Symbolic Approaches

Using a symbolic approach to real arithmetic involves manipulating expressions in terms of symbols representing variables, constants, and functions, rather than performing computations with the numbers themselves.

Whilst an expression is manipulated solely in terms of its symbols, it represents exactly the correct result. For example, integration performed using floating point arithmetic will only represent an approximation to the correct result, but if the integration can be performed symbolically, the resulting expression will represent the answer exactly.

Symbolic approaches to arithmetic are extremely useful for certain tasks because they can provide information about results that a numeric approach would not be able to give. For example, simplifying an expression symbolically may reveal some useful property not apparent from a numerical answer. Consider

$$4 \arctan\left(\sin^2\left(\frac{1}{23}\right) + \cos^2\left(\frac{1}{23}\right)\right)$$

Simplification reveals that this is equal to $\pi$. This is probably more useful than the result which would be achieved by floating point approximation. It is worth noting that there are many complicated symbolic expressions for which we can find no useful simplification.

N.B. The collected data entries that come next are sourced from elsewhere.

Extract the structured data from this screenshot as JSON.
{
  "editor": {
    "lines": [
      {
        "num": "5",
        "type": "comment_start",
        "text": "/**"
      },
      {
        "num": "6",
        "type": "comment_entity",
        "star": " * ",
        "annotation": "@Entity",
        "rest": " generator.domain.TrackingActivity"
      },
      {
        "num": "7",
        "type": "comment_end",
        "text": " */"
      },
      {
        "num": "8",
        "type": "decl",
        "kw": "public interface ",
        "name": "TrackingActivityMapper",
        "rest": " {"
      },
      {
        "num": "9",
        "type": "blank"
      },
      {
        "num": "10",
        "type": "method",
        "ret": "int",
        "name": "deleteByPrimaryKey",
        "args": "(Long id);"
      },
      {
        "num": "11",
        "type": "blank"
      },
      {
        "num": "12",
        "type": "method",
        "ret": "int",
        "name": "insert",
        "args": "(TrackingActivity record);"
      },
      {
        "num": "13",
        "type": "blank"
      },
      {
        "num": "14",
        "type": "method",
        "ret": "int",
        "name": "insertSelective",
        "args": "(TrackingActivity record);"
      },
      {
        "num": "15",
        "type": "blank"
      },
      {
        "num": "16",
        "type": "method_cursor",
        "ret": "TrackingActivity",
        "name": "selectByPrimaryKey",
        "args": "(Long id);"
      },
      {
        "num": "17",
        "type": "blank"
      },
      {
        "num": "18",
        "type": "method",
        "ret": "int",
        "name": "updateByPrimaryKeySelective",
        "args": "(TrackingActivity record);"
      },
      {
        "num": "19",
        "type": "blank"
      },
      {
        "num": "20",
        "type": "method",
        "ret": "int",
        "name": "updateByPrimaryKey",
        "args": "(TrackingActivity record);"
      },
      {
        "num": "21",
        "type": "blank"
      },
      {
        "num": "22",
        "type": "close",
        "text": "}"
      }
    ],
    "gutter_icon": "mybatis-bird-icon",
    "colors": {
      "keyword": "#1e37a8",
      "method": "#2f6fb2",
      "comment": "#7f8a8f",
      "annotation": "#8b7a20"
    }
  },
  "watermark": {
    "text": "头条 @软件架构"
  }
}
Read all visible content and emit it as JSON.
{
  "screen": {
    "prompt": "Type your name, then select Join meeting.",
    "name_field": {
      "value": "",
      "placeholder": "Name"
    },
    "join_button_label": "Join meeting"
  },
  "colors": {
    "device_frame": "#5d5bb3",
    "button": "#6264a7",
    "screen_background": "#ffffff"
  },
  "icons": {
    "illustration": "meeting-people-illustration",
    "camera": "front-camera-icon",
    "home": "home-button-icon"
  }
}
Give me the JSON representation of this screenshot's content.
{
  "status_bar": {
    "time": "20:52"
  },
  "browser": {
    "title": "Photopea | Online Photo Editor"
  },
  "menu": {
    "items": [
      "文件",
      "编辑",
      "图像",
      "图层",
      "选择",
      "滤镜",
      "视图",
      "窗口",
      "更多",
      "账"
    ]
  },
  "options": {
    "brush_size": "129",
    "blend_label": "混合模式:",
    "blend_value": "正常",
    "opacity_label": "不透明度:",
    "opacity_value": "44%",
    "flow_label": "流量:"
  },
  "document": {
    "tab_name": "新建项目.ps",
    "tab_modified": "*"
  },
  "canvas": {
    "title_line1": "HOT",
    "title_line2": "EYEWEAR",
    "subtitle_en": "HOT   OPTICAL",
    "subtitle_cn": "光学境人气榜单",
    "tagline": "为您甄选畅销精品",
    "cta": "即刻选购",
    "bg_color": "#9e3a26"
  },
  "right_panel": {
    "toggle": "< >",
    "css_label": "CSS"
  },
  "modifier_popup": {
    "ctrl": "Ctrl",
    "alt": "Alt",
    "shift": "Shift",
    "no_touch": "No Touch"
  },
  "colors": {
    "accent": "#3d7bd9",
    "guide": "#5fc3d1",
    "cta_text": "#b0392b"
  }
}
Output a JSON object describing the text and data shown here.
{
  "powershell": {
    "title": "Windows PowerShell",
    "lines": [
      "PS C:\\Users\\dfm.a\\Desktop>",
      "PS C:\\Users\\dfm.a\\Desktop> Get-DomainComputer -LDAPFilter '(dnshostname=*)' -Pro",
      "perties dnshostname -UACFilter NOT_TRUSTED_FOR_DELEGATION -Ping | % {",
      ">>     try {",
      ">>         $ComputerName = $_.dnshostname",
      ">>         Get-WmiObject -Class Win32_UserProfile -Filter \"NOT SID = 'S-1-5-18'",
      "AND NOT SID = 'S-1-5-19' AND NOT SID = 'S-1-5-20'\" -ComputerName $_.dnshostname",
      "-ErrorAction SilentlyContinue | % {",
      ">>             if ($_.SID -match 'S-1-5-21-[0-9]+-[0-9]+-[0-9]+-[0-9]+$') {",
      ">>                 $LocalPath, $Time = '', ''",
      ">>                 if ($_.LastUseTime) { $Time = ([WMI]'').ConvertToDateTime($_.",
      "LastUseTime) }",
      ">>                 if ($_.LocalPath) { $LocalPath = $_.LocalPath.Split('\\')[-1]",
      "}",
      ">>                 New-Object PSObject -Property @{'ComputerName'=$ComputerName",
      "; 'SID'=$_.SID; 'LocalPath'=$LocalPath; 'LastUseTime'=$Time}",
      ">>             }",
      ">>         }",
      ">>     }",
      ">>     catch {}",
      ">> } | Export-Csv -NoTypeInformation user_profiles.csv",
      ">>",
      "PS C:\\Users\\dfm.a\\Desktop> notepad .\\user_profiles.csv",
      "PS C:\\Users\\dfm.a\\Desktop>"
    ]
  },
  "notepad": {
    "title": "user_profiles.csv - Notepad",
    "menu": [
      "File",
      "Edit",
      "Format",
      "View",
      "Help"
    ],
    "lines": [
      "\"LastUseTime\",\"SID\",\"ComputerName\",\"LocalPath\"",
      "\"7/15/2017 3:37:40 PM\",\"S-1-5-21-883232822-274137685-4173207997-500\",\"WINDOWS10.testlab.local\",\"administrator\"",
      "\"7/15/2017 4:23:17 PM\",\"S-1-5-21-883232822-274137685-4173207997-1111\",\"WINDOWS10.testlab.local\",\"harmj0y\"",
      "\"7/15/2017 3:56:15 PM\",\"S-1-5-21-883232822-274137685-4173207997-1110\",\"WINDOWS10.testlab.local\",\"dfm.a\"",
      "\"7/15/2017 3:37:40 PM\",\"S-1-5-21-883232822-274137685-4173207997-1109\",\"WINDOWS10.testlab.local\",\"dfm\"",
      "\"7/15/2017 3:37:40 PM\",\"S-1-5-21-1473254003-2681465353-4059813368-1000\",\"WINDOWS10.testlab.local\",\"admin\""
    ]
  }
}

Unfortunately, although the symbolic approach is extremely useful in certain applications, it is not general enough to replace other approaches. In particular, although an expression may represent the correct result, when it becomes necessary to evaluate the expression to get a numeric answer, an approach such as floating point or interval arithmetic will need to be used. The accuracy of the evaluated result will still suffer from the problems which apply to to the arithmetic operations used to compute it.

There is no reason in principle why exact real arithmetic techniques should not be used in conjunction with the symbolic approach.